How Steel Is Made
Steel is primarily produced using one of two methods: Blast Furnace or Electric Arc Furnace.
The blast furnace is the first step in producing steel from iron oxides. The first blast furnaces appeared in the 14th century and produced one ton per day. Even though equipment is improved and higher production rates can be achieved, the processes inside the blast furnace remain the same. The blast furnace uses coke, iron ore and limestone to produce pig iron.
Coal is a key part of the coke-making process. The coal is crushed and ground into a powder and then charged into an oven where it is heated to approximately 1800°F in the absence of oxygen. As the oven is heated, the coal begins to melt so most of the volatile matter such as oil, tar, hydrogen, nitrogen and sulfur are removed. The cooked coal, called coke, is removed from the oven after 18 to 24 hours of reaction time. The coke is cooled and screened into pieces ranging from one inch to four inches. The coke is a porous, hard black rock of concentrated carbon (contains 90 to 93 percent carbon), which has some ash and sulfur but compared to raw coal is very strong.

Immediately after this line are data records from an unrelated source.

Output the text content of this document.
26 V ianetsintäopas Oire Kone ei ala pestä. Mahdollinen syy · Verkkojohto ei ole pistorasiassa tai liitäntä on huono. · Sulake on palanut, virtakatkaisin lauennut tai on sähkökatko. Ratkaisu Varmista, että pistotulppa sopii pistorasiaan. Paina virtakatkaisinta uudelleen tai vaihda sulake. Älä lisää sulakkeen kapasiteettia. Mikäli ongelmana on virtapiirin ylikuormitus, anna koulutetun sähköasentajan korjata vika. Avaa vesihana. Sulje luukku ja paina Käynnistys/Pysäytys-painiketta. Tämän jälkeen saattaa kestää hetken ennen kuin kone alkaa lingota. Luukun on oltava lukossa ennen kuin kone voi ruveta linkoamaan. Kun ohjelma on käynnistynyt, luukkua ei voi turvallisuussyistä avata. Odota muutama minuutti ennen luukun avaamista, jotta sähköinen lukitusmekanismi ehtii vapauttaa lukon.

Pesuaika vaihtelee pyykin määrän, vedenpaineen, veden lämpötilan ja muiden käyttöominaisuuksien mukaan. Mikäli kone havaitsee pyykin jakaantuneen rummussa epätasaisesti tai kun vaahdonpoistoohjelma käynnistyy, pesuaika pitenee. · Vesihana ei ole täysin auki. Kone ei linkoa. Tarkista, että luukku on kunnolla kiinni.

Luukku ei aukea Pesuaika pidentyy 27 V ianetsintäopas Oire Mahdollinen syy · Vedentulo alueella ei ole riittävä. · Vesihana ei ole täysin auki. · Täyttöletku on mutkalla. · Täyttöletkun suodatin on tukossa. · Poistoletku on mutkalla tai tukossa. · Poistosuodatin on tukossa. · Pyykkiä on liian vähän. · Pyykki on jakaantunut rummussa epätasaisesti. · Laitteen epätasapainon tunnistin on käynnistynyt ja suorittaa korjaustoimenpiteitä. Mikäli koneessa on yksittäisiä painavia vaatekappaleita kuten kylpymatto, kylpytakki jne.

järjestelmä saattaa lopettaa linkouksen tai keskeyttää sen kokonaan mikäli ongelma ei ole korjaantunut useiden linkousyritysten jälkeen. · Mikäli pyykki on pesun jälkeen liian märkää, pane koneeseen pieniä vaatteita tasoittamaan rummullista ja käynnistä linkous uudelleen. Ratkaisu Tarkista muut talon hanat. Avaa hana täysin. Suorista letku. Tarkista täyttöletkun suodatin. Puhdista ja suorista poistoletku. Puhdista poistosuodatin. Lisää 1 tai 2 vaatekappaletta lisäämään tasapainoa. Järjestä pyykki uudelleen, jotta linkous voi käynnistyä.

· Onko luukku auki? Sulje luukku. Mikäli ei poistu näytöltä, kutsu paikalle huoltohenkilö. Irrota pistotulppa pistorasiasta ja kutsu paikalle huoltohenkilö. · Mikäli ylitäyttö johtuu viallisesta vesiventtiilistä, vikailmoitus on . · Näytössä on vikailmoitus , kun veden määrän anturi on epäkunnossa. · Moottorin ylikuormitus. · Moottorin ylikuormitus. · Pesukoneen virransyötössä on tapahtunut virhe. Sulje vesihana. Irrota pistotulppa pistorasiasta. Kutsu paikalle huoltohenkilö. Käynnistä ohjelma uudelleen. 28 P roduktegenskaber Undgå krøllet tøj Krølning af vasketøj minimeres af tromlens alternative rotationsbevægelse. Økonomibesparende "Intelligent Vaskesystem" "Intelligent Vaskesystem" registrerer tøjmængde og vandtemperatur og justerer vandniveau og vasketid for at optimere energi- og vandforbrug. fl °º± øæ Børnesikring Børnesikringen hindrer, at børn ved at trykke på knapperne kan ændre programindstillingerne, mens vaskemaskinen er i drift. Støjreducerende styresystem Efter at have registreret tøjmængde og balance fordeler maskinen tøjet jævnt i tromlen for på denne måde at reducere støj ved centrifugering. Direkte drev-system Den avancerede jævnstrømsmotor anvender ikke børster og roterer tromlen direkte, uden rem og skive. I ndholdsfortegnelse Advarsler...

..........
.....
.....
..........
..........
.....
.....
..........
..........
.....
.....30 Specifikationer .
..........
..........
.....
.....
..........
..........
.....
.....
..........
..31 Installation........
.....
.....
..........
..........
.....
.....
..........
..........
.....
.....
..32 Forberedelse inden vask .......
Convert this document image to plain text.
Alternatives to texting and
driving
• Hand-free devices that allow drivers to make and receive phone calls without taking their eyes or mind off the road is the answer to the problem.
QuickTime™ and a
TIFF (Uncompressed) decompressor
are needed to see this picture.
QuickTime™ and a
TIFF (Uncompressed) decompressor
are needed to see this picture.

The strong pieces of coke with a high energy value provide permeability, heat and gases which are required to reduce and melt the iron ore, pellets and sinter.
The first electric arc furnaces (EAFs) appeared in the late 19th Century. The use of EAFs has expanded and now accounts for nearly 2/3 of steel production in the United States. The EAF is different from the blast furnace as it produces steel by using an electrical current to melt scrap steel and/or direct reduced iron. The EAF uses scrap steel and electricity to produce molten steel.